To address this gap, Pearl offers an "inference engine" that combines data with causal knowledge to produce answers to queries of interest:
You can find the introductory chapter of The Book of Why here on Pearl's website. (The model above is on p. 12.)
This got my attention because the approach echoed Dalio's approach of systematizing principles and feeding them to the computer. However, what's lacking in the model above and different than Dalio's approach is the return path to Knowledge, or as Dalio says: "developing a partnership with your computer alter ego in which you teach each other and each do what you do best." So I added a line to the inference engine, making it an inference and teaching engine, more of a partnership:
I'm early in my learning, exploration, and curiosity mode here. I'm curious about the extent of usage and effectiveness of this approach. Is Judea Pearl something significant and new here? Is this approach widely used? Is it effective? Can it be effective? Has something significant been overlooked here in the excitement around deep learning?

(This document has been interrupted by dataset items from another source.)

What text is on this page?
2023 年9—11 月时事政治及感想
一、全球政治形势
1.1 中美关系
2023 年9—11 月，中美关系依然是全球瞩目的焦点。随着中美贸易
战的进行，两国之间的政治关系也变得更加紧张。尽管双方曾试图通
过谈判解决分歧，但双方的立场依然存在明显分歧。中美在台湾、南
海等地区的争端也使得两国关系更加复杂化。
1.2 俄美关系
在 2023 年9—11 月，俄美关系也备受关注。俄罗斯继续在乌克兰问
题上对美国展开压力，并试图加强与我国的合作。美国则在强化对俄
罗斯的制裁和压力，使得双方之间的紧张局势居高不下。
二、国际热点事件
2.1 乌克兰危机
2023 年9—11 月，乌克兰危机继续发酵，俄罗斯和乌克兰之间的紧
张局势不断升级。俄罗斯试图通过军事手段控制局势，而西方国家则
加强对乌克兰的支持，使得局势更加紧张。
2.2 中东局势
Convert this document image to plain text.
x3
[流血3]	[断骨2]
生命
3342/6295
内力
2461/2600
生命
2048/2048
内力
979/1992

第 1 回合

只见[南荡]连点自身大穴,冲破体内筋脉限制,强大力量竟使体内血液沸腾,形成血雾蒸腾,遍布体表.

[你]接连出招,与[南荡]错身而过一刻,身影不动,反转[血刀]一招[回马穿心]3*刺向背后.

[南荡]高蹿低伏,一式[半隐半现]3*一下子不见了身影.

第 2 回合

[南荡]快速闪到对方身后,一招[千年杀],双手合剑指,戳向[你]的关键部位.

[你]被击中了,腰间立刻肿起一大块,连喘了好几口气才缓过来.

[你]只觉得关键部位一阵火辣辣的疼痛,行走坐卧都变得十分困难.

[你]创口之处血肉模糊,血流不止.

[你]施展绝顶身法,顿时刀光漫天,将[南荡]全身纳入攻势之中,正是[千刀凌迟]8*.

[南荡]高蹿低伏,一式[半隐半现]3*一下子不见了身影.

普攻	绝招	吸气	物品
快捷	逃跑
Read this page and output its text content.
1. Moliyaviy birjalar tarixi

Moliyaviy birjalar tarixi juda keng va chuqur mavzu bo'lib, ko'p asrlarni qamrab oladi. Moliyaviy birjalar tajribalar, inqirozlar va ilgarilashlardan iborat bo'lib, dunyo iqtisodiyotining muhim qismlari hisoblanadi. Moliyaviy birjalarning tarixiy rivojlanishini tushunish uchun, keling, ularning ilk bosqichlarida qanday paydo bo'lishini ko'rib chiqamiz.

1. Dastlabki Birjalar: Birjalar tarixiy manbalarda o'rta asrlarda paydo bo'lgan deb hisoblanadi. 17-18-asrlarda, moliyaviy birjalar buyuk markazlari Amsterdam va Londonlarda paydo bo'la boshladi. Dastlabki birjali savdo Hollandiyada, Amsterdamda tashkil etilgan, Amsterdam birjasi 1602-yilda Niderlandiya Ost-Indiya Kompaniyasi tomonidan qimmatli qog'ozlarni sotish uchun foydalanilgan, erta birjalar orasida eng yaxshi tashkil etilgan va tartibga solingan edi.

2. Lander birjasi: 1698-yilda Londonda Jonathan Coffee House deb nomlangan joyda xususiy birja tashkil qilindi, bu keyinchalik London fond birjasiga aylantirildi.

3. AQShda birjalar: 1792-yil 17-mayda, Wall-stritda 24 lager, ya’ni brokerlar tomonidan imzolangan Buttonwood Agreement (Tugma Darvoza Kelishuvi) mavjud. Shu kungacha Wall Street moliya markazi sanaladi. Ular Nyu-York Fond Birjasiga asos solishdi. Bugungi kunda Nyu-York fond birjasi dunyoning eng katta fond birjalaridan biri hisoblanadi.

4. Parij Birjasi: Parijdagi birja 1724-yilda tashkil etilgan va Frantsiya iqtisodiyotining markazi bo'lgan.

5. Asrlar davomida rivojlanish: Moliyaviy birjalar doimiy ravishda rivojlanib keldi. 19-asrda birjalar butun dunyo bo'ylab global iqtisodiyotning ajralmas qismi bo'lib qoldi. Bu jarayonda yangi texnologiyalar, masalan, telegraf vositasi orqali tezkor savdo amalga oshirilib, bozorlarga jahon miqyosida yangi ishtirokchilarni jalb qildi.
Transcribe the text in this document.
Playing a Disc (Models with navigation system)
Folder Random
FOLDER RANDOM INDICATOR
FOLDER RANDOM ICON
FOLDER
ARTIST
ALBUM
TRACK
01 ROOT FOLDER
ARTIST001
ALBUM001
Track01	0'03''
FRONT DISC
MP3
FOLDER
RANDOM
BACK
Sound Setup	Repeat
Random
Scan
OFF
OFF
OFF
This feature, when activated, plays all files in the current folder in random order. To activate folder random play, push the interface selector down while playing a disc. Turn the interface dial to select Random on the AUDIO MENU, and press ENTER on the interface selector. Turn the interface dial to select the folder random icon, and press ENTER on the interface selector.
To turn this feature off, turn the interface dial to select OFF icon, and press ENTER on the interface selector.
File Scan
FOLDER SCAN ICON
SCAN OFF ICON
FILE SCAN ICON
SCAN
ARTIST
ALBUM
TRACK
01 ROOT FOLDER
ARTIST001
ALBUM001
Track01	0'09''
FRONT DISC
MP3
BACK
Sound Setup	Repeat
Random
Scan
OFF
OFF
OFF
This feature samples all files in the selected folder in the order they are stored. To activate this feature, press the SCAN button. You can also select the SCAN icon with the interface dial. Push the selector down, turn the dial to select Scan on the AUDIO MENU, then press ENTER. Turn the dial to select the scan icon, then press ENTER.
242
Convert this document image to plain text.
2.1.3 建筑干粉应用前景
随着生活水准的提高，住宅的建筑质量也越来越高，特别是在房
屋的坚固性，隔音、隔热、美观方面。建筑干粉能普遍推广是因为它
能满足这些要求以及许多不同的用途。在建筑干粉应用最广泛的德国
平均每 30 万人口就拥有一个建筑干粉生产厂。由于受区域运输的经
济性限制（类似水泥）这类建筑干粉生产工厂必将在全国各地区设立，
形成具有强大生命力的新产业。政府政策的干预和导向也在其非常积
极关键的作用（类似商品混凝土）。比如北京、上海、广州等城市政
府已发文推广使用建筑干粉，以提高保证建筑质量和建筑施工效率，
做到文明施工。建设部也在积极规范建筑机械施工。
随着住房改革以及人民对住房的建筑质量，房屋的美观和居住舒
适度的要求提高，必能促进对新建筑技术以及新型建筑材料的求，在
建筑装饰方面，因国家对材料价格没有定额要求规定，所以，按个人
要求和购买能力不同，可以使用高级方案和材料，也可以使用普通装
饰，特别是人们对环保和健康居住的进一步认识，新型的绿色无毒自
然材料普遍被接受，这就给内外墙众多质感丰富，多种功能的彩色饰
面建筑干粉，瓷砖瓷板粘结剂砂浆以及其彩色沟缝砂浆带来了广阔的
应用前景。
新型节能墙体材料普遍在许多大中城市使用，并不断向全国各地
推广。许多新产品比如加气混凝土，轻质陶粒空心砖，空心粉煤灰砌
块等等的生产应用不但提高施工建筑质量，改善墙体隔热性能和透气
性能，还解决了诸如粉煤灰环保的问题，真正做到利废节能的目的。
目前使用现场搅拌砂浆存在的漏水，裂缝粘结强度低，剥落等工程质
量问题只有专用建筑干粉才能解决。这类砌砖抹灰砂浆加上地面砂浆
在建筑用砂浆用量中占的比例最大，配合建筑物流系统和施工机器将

I suspect the approach is not widely used. What appears to be far more common are the "black box" approaches Dalio mentions—algorithmic trading, high frequency trading, search algorithms, recommendation algorithms. To be clear, these are valuable and revolutionary. AlphaGo was an incredible success (quickly surpassed by AlphaGo Zero). But I suspect that the wild success of these approaches is masking another equally impactful, albeit less flashy approach, of improved decision making—a partnership between man and machine.